66752 ‘The Hoosier State’ – GBRf Europorte livery
First of the last batch of locos built at Muncie, Indiana (which is nicknamed the Hoosier state) with revised details including cab front recess and extended sandboxes.
Please note graphic images are illustrative only.
Introducing ‘Revolution Bespoke…’
In addition Revolution has partnered up with Rainbow Railways to offer a new service so you can order not just the loco you like, but the individual running number you want too.
For a small premium any of our standard livery models can be ordered with your choice of number and, if appropriate, fitted etched nameplates. This work will be carried out by Rainbow Railways after the factory decorated base models are here and you will receive your chosen the locomotive soon after the main production is shipped.
The cost for this is £20 for printed details, £30 for printed details plus fitted photo-etched nameplates.
EWS maroon. Possible numbers: 66004-200. . Can be supplied with DB logo instead of EWS where appropriate.
GBRf blue. Possible numbers 66701-7 GBRf. Can be supplied with original or revised GBRf lettering.
Freightliner original. Possible numbers 66538-81, 66607-22 original Freightliner.
DB red. Possible numbers: 66004-200. Note: model has revised light clusters so is only suitable for refitted locomotives.
Revolution Bespoke also applies to DRS, revised GBRf and Colas versions.
Full options and prices will be available after Warley.
DCC, lights and sound
Like our Class 59, the Class 66 will feature ESU’s new E24 nano decoder. These decoders are smaller than Next 18 but offer significantly more functions, enabling all lights to be individually controlled and enabling us to offer fully prototypical working lights on DCC with directional headlights and marker lights, cab interior lights, two different yard modes for shunting and park mode.

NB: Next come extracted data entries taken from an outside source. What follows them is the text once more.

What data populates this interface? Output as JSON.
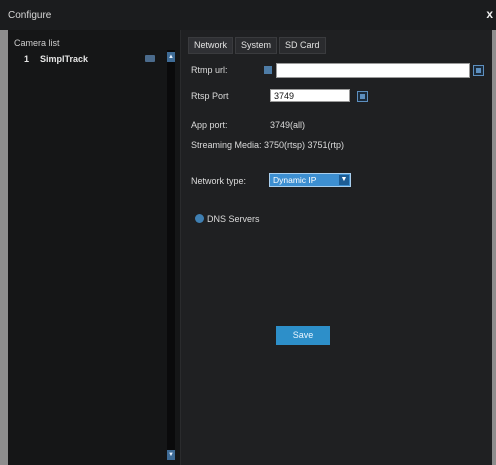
{
  "window": {
    "title": "Configure",
    "close_glyph": "x"
  },
  "camera_list": {
    "title": "Camera list",
    "items": [
      {
        "number": "1",
        "name": "SimplTrack"
      }
    ]
  },
  "tabs": [
    "Network",
    "System",
    "SD Card"
  ],
  "network": {
    "rtmp_url_label": "Rtmp url:",
    "rtmp_url_value": "",
    "rtsp_port_label": "Rtsp Port",
    "rtsp_port_value": "3749",
    "app_port_label": "App port:",
    "app_port_value": "3749(all)",
    "streaming_media_label": "Streaming Media:",
    "streaming_media_value": "3750(rtsp) 3751(rtp)",
    "network_type_label": "Network type:",
    "network_type_value": "Dynamic IP",
    "dns_label": "DNS Servers",
    "save_label": "Save"
  },
  "colors": {
    "accent": "#2d8fc9",
    "selected": "#3d8fd1",
    "background": "#1f2022"
  }
}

With a nod to the prototype, the DCC decoder socket, and DC lighting switches, are accessed by removing the centre engine panel.
As with our other powered models Revolution is offering DC Silent and DCC Sound versions, with different sound files for the original locomotives and the low emission variants.
Prices and timelines
Because we have already reached the EP sample stage with this model the duration of the pre-order period will be significantly reduced, and we expect to put these models into production soon after Chinese New Year in late February, with delivery expected in late summer/early autumn 2024.
The standard models are available to order until 31 January 2024 at a discounted Earlybird price of £144.95 DC Silent and £239.95 for DCC Sound, after which the price will rise to the MSRP of £159.95 DC Silent or £254.95 for DCC Sound.